Now pegged at $150-200 billion, the mobility market is slated to reach $1.5 trillion by 2030 as innovation proceeds apace.
With market incumbents and disruptors working to hasten the new innovations and offerings that will fuel mobility's growth, the
shape that growth will take – and the degree to which end users will benefit – hinges on whether the market will be dominated by closed or open source platforms.
Companies looking to break into the mobility market confront two major challenges: Major players like Uber have invested massively in user acquisition, driving down prices and making it harder for smaller companies to reach consumers. Compounding these difficulties are technological challenges. Dominant players have made significant investments in R&D to create huge efficiency gaps between more entrenched incumbents and smaller upstarts.

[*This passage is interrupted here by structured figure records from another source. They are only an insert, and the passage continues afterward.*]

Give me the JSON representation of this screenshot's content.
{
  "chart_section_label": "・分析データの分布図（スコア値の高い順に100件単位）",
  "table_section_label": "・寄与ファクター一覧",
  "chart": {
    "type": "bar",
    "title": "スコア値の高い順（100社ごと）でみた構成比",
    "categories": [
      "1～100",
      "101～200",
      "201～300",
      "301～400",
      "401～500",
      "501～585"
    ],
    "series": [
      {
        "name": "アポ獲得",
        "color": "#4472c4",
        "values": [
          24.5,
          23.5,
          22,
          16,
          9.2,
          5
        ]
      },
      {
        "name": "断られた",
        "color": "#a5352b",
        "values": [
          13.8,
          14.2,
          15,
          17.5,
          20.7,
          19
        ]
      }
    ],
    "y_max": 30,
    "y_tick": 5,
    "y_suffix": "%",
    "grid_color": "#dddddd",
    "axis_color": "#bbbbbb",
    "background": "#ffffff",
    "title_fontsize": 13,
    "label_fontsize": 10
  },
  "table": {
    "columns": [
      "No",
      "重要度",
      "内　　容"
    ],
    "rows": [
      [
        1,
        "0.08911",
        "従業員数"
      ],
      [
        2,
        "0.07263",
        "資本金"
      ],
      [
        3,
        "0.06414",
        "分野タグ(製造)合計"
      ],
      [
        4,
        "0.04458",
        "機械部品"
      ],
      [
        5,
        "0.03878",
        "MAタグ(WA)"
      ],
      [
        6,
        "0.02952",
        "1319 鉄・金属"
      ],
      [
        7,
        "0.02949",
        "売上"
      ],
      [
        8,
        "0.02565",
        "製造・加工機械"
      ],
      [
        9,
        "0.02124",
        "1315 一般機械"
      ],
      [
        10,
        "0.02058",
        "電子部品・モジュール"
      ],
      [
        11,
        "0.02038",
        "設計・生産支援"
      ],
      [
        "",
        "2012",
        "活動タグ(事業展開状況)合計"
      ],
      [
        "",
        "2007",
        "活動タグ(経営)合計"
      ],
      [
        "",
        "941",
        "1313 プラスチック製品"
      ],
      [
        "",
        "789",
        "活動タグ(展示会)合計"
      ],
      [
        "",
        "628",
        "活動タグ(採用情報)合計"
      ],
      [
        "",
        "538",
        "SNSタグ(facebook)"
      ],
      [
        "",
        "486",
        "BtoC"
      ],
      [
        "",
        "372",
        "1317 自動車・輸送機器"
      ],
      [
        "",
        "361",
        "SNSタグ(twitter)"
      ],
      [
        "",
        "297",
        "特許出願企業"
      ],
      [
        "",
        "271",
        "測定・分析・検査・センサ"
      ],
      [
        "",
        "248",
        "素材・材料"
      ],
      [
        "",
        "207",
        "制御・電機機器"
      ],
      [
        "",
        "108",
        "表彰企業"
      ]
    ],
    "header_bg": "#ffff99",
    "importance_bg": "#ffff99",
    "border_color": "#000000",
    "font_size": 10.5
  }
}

Dominant players' more advanced technology helps them optimize routes, distribute rides, and manage drivers' time more ffectively.
The Ubers and the Lyfts may continue to enjoy an outsized share of the market for the foreseeable future. This, in and of itself, is not necessarily inherently bad for consumers. It's one thing for major players to dominate the market because there simply aren't alternative mobility service providers.
It's quite another if users don't have access to a wider array of transport providers due to the dominance of a few.
One of the barriers is awareness: It is not enough for multiple smart mobility alternatives to simply exist. If end users lack knowledge of those alternatives, the market will merely function as a closed source.
Providing mobility choice
Technologically, just as Google revolutionized the Internet by providing users with a neutral platform aggregating different content providers in one place, mobility users will benefit most from platforms that aggregate the full spectrum of mobility services, allowing them to make their transport choices in an open source system.
Encouragingly, market forces are moving in this direction. For instance, Ford's Transportation Mobility Cloud, announced at CES 2018, aims to connect users to a range of mobility choices, including public and private car and transit services and bike-sharing. Called the “Transportation Mobility Cloud” the platform is designed to help connect smart transportation services, as well as adjacent connected offerings, uniting them with one common language to help coordinate all these efforts in real-time.
That means tying together personal cars with vehicle-to-everything.
HERE Mobility provides the missing piece for building the future of smart cities’ transportation.
Cities are served by dozens of transportation modes and providers, each holding only their small piece of urban mobility serving their needs and interests. In order to achieve efficient urban mobility, there are three key components that cities need, a versatile mobility market, visibility into urban mobility, and smart city optimization tools.